In order to receive collections via a direct deposit, the custodial parent will complete a direct deposit request form provided by the SDU and send the completed form to the SDU. The custodial parent may choose to receive the direct deposit in either a checking or a savings account.
The ReliaCard is a pre-paid Visa card loaded with the custodial parent’s child support payments. Once the custodial parent completes and returns the ReliaCard application, the SDU will automatically deposit child support payments to the Visa card which can be used anywhere Visa is accepted.
Note: Only the SDU can set up a case for direct deposit or the ReliaCard payment option.
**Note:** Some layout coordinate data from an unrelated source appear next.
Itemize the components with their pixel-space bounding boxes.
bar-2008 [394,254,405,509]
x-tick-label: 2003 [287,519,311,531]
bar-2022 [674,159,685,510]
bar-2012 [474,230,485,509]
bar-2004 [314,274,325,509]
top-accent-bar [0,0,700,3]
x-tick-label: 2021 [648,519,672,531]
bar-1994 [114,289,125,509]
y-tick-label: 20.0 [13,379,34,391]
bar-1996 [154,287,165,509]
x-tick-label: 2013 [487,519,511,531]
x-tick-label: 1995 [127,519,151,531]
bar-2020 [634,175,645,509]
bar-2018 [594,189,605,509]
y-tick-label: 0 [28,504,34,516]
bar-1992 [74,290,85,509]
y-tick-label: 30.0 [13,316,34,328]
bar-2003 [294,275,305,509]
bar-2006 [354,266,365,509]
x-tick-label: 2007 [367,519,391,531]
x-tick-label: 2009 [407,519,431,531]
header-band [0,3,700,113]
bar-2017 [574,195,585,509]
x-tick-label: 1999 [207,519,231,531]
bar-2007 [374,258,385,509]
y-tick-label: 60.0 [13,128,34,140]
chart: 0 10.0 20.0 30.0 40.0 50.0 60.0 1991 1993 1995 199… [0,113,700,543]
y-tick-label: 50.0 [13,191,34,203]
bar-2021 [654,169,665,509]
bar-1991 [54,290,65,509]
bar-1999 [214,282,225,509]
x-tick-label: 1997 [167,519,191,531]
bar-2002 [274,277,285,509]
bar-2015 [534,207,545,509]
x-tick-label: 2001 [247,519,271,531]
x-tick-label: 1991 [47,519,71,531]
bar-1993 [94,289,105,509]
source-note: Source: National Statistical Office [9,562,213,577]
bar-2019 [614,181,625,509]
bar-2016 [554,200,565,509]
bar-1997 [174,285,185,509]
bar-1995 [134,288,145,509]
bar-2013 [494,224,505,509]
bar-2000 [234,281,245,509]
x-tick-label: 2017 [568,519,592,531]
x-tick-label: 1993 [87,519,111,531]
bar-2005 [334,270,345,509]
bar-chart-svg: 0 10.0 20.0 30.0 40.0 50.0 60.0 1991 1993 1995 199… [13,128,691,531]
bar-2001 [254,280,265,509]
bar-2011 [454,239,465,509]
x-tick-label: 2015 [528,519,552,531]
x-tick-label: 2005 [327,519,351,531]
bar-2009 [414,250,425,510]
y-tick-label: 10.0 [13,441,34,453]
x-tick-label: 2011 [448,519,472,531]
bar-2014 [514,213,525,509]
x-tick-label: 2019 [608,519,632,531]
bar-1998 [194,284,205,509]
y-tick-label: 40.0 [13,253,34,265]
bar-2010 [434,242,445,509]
Disbursements may be delayed by the SDU for the following reasons which include but are not limited to:
Insufficient identifying information on the payment;
Unknown address for the custodial parent;
IRS intercept; or
Joint IRS refund.
Under certain limited circumstances, the SDU will initiate proceedings to recover money disbursed to the custodial parent. These circumstances are listed below:
The SDU applied the collection to the wrong case; or
The Internal Revenue Service (IRS) reverses/rescinds the federal tax refund.
The SDU will:
Notify the custodial parent, in writing, of the cost recovery and request agreement for the cost recovery to proceed;
Monitor for a response by the custodial parent;
Repeat the notification process 2 more times;
Set up a cost recovery in POSSE whether the custodial parent responds or not;
Monitor the case until the overpayment is repaid; and
Once paid in full, remove the cost recovery information from POSSE.
In addition to the two scenarios listed above, if the check from the non-custodial parent or the employer is returned due to non-sufficient funds (NSF), the SDU will deposit the check a second time. The non-custodial parent or the employer is normally contacted by their bank that their check is NSF. The non-custodial parent or employer can then contact the SDU to make arrangements to provide a replacement check or money order. After the check is returned on the second deposit attempt, the SDU will turn the check over to a collection agency. The SDU will not try to recoup the payment from the custodial parent.